Painting with the Firebrush

(published in We Are the West:Embers by Twenty Bellows)

The sky has been filled with smoke for days and
everything is painted in apocalypse red; the lighting

is just right; so revealing; the irony of oils
and acrylics; art can be so destructive.

Every landscape is a landscape of longing.
Every landscape longs to be who she once was;

a body beneath the pavement; she could be
a Goddess, but she’s burning.

We’re burning, and we can’t keep pretending
we don’t feel it, aren’t coughing up forests.

We hold in our lungs 500 years of suppression and carbon sequestration; the Front Range is burning;
a leviathan of wildfire, wildfire, wildfire;

it all becomes so passive, so present;
show up to work through road closures and

slurry bombers; just don’t open the doors.
How do you pack a burn bag?
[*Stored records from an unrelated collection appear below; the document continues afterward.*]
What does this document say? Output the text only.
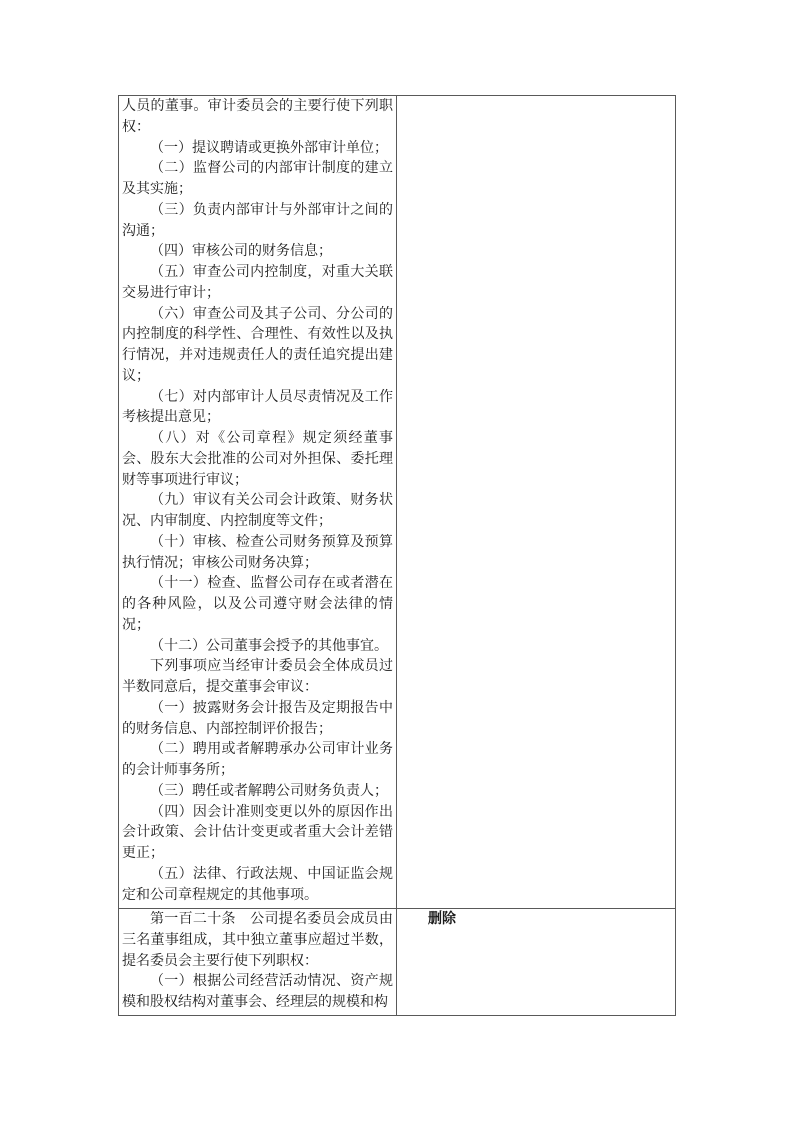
人员的董事。审计委员会的主要行使下列职权：

（一）提议聘请或更换外部审计单位；

（二）监督公司的内部审计制度的建立及其实施；

（三）负责内部审计与外部审计之间的沟通；

（四）审核公司的财务信息；

（五）审查公司内控制度，对重大关联交易进行审计；

（六）审查公司及其子公司、分公司的内控制度的科学性、合理性、有效性以及执行情况，并对违规责任人的责任追究提出建议；

（七）对内部审计人员尽责情况及工作考核提出意见；

（八）对《公司章程》规定须经董事会、股东大会批准的公司对外担保、委托理财等事项进行审议；

（九）审议有关公司会计政策、财务状况、内审制度、内控制度等文件；

（十）审核、检查公司财务预算及预算执行情况；审核公司财务决算；

（十一）检查、监督公司存在或者潜在的各种风险，以及公司遵守财会法律的情况；

（十二）公司董事会授予的其他事宜。

下列事项应当经审计委员会全体成员过半数同意后，提交董事会审议：

（一）披露财务会计报告及定期报告中的财务信息、内部控制评价报告；

（二）聘用或者解聘承办公司审计业务的会计师事务所；

（三）聘任或者解聘公司财务负责人；

（四）因会计准则变更以外的原因作出会计政策、会计估计变更或者重大会计差错更正；

（五）法律、行政法规、中国证监会规定和公司章程规定的其他事项。

第一百二十条　公司提名委员会成员由三名董事组成，其中独立董事应超过半数，提名委员会主要行使下列职权：

（一）根据公司经营活动情况、资产规模和股权结构对董事会、经理层的规模和构	删除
What can you carry?

How can you pack a lifetime of memories?
Will it be light enough to run when the time comes? How can you fit every working hour spent

trying to keep a roof over your head?
Every house is a bonfire waiting to happen.

How do you pack a body bag? Is there
anywhere safe enough to bury your dead?

Everyone is a refugee in the making. The ocean
is rising; coastlines are disappearing.

Artists cannot render a new world fast enough.
Ekphrastic is the practice of remembering. We live

in a time of transition; the-great-acceleration.
The new world will be inconsistent with our expectations; a terrible act of improvisation.

The land is a body locked in another body.
May the flames finally set her free.

It’s all so fragile, and strangely beautiful.